Ciarán left but little mark upon the literary annals of the famous school he founded. But in the character which he gave it of a seminary for a whole nation, and not for a particular tribe or district, is to be found the secret of its success. The masters were chosen simply for their learning and zeal; the abbots were elected almost in rotation from the different provinces; and the pupils thronged thither from all parts of Ireland, as well as from the remote quarters of France and England. From the beginning it enjoyed the confidence of the Irish bishops and the favour of kings and princes who were happy to be buried in its shadow. In its sacred clay sleep Diarmait the High King, and his rival Guaire, King of Connaught; Turlough O'Conor, and his hapless son, Roderick, the last King of Ireland, and many other royal benefactors, who believed that the prayers of Ciarán would bring to heaven all those who were buried there.
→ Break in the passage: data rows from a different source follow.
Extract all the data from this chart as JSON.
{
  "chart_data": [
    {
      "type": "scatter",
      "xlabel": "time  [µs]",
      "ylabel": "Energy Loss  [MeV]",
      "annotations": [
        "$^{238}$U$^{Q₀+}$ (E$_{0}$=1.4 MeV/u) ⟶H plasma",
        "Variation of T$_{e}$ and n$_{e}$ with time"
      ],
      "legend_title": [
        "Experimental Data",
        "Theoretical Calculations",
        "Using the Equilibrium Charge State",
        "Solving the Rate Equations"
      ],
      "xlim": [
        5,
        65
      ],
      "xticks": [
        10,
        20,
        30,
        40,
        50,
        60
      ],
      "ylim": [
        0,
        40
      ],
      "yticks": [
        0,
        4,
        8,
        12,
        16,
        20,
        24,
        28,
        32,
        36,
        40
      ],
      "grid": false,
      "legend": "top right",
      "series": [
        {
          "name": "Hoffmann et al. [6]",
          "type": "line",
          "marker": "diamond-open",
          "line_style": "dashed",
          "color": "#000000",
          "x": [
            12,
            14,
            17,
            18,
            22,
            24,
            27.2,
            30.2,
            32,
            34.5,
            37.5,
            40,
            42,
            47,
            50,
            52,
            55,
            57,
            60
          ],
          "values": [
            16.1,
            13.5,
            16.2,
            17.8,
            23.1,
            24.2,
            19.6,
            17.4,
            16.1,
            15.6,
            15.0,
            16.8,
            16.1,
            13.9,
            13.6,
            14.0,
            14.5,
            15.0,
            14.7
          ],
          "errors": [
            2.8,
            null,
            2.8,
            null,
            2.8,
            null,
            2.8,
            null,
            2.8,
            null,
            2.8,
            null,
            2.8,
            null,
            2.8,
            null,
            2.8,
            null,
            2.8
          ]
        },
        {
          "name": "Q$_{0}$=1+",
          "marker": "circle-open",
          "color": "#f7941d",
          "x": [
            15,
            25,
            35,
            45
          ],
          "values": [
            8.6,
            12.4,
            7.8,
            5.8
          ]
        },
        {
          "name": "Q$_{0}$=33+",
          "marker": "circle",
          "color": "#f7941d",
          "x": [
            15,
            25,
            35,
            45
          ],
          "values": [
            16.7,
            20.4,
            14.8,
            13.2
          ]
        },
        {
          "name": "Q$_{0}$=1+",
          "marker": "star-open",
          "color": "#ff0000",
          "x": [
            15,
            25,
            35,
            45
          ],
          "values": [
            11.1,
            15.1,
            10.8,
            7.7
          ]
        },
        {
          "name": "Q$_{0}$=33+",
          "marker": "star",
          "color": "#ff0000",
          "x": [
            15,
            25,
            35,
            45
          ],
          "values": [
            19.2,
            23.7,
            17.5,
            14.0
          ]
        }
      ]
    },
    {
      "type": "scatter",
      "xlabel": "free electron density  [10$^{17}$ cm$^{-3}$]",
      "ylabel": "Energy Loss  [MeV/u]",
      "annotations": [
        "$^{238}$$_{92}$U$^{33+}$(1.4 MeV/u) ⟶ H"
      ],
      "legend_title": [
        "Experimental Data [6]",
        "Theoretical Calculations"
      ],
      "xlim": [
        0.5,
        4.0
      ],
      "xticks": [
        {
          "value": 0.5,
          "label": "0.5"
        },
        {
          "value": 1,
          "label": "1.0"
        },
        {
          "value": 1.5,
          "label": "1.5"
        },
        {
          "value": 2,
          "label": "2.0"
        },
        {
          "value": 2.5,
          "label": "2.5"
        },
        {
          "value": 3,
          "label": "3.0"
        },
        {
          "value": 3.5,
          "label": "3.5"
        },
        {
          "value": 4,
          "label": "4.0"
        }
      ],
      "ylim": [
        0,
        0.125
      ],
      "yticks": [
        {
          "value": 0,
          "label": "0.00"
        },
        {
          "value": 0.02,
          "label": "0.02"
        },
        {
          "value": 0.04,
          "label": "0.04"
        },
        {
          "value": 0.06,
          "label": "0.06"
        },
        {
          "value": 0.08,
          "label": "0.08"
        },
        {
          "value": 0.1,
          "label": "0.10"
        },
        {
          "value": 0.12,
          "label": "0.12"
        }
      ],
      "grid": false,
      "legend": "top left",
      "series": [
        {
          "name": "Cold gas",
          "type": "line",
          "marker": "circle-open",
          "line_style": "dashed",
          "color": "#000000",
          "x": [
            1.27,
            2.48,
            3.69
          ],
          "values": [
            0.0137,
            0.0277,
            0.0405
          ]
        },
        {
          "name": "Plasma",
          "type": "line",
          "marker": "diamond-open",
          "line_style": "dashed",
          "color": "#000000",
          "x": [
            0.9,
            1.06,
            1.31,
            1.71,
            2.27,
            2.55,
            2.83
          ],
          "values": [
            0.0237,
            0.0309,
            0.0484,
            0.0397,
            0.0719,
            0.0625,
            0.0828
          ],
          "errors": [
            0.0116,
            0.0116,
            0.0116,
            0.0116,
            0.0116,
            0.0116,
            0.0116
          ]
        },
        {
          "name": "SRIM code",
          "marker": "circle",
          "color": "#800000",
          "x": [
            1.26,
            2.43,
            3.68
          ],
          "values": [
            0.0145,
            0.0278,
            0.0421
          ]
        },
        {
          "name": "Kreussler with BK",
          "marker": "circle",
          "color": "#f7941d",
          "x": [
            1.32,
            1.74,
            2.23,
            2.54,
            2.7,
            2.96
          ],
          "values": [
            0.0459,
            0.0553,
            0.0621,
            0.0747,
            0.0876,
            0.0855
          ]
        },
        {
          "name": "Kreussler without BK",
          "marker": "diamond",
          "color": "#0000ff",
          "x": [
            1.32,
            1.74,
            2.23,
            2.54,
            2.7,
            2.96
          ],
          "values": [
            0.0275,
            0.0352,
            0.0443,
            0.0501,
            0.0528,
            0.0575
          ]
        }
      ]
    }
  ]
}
But Clonmacnoise was not without its vicissitudes. Towards the close of the seventh century a plague carried off a large number of its students and professors; and in the eighth century the monastery was burned three times, probably by accident, for the buildings were mainly of wood. During the ninth and tenth centuries it was harassed not only by the Danes, but also, and perhaps mainly, by some of the Irish chieftains. One of these, Felim MacCriffon, sacked the monastery three times, on the last occasion slaughtering the monks, we are told, like sheep. Even the monks themselves were infected by the bellicose spirit of the times, which manifested itself not merely in defensive, but some- times even in offensive warfare. These were evil days for Clonmacnoise, but with the blessing of Ciarán, and under the "shadow of his favour", it rose superior to its trials, and all the while was the Alma Mater of saints and sages.
Under date 794, is recorded the death of Colgu the Wise, poet, theologian, and historian, who is said to have been the teacher of Alcuin at Clonmacnoise. Another alumnus of vast erudition, whose gravestone may still be seen there, was Suibhne, son of Maclume, who died in 891. He is described as the "wisest and greatest Doctor of the Scots", and the annals of Ulster call him a "most excellent scribe". Tighernach, the most accurate and most ancient prose chronicler of the northern nations, belongs to Clonmacnoise, and probably also Dicuil (q.v), the world-famed geographer. In this school were composed the "Chronicon Scotorum", a valuable chronicle of Irish affairs from the earliest times to 1135, and the "Leabhar na h-Uidhre", which, excepting the "Book of Armagh", is the oldest Irish historical transcript now in existence. In the twelfth century Clonmacnoise was a great school of Celtic art, architecture, sculpture, and metal work. To this period and to this school we owe the stone crosses of Tuam and Cong, the processional cross of Cong, and perhaps the Tara Brooch and the Chalice of Ardagh. The ruined towers and crosses and temples are still to be seen; but there is no trace of the little church of Ciarán which was the nucleus of Clonmacnoise.